T-Mobile accidentally exposed private customer data to hackers
Hackers discovered a flaw on the T-Mobile website that let them hijack customers’ personal information simply by plugging in phone numbers, according to Motherboard.
Last week, security researcher Karan Saini, of the security information site Secure7, found the vulnerability and informed T-Mobile of the glitch. T-mobile removed the flaw and offered Saini $1,000 as part of the company’s Bug Bounty program.
In an online chat, Saini told Motherboard that a hacker exploiting this flaw could have easily collected the data from millions of people.
“T-Mobile has 76 million customers, and an attacker could have ran a script to scrape the data (email, name, billing account number, IMSI number, other numbers under the same account which are usually family members) from all 76 million of these customers to create a searchable database with accurate and up-to-date information of all users,” said Saini.
T-Mobile contends that a widespread breech of its customers’ personal and phone information did not occur, telling Motherboard that “There is no indication that it was shared more broadly.”

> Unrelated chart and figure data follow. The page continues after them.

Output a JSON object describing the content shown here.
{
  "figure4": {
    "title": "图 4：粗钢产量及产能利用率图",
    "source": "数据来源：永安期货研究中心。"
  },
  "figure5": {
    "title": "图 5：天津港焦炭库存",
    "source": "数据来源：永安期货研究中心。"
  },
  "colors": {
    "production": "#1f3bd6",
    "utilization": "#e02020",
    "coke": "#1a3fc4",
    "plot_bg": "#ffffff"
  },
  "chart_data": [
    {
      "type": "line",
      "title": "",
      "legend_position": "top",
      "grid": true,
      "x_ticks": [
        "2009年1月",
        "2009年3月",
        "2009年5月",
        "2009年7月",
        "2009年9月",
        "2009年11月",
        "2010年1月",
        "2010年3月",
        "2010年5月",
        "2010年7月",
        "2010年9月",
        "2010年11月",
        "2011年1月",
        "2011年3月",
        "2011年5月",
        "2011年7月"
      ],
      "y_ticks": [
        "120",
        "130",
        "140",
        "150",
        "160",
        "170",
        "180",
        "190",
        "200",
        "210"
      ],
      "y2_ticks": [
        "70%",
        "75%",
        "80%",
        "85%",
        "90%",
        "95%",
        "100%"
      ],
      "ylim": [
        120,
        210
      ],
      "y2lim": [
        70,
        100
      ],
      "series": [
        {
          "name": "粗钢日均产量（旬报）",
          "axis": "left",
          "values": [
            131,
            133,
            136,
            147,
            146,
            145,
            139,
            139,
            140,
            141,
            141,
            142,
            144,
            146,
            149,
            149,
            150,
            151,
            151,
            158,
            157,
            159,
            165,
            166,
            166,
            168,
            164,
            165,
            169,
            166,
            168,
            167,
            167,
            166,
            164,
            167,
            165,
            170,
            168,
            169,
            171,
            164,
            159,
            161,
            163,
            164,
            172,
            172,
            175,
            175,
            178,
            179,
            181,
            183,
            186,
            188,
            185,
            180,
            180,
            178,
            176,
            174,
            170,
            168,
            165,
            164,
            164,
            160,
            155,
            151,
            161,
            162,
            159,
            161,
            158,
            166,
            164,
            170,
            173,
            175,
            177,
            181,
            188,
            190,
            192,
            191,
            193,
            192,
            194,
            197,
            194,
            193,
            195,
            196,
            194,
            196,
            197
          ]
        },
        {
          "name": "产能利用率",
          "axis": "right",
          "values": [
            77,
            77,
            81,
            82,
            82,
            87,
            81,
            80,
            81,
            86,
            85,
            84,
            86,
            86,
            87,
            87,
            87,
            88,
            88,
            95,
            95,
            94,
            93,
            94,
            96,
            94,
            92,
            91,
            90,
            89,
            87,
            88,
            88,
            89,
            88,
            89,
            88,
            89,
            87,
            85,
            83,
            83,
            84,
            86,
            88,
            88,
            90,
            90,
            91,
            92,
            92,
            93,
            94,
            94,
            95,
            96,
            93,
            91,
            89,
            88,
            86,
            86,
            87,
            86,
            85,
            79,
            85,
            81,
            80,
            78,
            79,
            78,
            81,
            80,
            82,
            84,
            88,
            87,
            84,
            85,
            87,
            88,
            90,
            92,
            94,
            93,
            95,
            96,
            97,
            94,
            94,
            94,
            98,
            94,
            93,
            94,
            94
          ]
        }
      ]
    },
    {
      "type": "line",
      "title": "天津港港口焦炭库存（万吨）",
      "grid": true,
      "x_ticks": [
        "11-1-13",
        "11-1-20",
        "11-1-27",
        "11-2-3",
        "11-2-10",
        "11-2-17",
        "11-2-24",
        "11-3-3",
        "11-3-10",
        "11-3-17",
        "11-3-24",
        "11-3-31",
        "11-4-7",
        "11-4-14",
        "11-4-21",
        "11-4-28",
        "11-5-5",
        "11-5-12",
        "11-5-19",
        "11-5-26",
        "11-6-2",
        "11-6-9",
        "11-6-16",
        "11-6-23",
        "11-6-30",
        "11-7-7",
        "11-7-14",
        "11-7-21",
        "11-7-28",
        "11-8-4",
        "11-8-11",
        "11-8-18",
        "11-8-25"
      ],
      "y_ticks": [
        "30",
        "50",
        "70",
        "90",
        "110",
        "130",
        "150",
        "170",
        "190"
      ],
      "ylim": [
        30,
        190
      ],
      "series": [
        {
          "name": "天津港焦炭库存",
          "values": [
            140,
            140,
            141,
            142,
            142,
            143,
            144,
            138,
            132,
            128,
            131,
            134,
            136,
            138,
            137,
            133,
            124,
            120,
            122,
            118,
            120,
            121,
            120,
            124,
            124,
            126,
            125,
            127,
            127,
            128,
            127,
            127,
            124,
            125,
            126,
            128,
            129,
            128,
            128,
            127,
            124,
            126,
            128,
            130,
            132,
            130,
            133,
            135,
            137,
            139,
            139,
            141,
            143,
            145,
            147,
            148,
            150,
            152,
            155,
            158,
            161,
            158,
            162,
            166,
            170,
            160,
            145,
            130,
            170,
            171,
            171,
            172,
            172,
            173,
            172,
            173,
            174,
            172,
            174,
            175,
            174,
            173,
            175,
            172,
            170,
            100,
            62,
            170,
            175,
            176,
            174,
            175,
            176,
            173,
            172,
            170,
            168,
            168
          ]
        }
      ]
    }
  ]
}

Yesterday, however, an anonymous hacker informed Motherboard that hackers had been exploiting the T-Mobile glitch for quite some time. Unsettlingly, this anonymous source sent a Motherboard reporter a screenshot the reporter’s own account data, supposedly accessed from the site’s security flaw.
Mashable has reached out to T-Mobile for comment about this breech, and will update the story if we hear back.